PyTorchSegmentationExample.py

def segmentSnapshot():
  # Step 1: Get image from webcam capture
  stopCapture()
  inImage = ctx.field("PythonImage.output0").image()
  img = inImage.getTile((0,0,0,0,0,0), inImage.imageExtent())[0,0,:,0,:,:]
    
  # Step 2: Convert image into torch tensor
  img = torch.Tensor(img).type(torch.uint8)
    
  # Step 3: Initialize model with the best available weights
  weights = FCN_ResNet50_Weights.DEFAULT
  model = fcn_resnet50(weights=weights)
  model.eval()
    
  # Step 4: Initialize the inference transforms
  preprocess = weights.transforms()
    
  # Step 5: Apply inference preprocessing transforms
  batch = preprocess(img).unsqueeze(0)
    
  # Step 6: Use the model to segment persons in snapshot
  prediction = model(batch)["out"]
  normalized_masks = prediction.softmax(dim=1)
  class_to_idx = {cls: idx for (idx, cls) in enumerate(weights.meta["categories"])}
  mask = normalized_masks[0, class_to_idx["person"]]
    
  # Step 7: Set output image to module
  interface = ctx.module("PythonImage1").call("getInterface")
  interface.setImage(mask.detach().numpy())
    
  # Step 8: Resize network output to original image size
  origImageSize = inImage.imageExtent()
  ctx.field("Resample3D.imageSize").value = (origImageSize[0], origImageSize[1], origImageSize[2])

In order to call this function, we have to change the command of the right button by adapting the *.script file.

PyTorchSegmentationExample.script

Button {
  title   = "Segment Snapshot"
  command = segmentSnapshot
}

In step 5 we selected the class person. Whenever you click Segment Snapshot, PyTorch will try to segment all persons in the video.

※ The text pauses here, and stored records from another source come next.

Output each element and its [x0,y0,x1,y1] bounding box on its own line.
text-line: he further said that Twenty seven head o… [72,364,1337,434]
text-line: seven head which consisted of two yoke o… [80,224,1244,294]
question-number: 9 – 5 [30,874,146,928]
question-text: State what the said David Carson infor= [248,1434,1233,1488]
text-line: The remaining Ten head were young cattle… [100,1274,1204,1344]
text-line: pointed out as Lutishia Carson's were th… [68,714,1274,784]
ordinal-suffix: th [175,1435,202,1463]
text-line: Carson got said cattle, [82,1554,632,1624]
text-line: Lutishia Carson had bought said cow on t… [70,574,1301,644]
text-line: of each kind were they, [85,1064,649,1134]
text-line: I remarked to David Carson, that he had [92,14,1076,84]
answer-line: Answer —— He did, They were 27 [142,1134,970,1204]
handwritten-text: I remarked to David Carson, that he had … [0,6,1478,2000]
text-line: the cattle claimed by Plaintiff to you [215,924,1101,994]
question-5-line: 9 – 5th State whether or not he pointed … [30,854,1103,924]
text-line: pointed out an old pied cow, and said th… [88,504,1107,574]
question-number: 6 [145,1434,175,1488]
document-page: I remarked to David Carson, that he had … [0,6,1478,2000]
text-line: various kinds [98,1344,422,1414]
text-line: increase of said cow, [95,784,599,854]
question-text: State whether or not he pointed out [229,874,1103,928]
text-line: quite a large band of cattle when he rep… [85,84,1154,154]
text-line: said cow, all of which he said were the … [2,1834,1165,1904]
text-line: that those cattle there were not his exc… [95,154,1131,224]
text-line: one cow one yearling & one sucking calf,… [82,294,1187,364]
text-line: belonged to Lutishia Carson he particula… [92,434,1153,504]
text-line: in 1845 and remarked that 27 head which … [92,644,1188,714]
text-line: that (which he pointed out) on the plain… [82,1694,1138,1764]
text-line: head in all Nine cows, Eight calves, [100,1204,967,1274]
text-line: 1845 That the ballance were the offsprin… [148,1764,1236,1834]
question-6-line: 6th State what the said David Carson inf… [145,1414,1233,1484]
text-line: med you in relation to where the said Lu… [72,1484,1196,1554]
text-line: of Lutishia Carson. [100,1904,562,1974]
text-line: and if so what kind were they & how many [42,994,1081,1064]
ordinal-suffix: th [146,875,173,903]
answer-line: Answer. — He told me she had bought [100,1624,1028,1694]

The final result of the segmentation should be a semi-transparent red overlay of the persons segmented in your webcam stream.

Final Segmentation result

Final Segmentation result

Summary

  • You can install additional Python AI packages by using the PythonPip module.
  • PyTorch trained networks can be used directly in MeVisLab via PythonImage module.
  • You can integrate AI algorithms into your MeVisLab networks.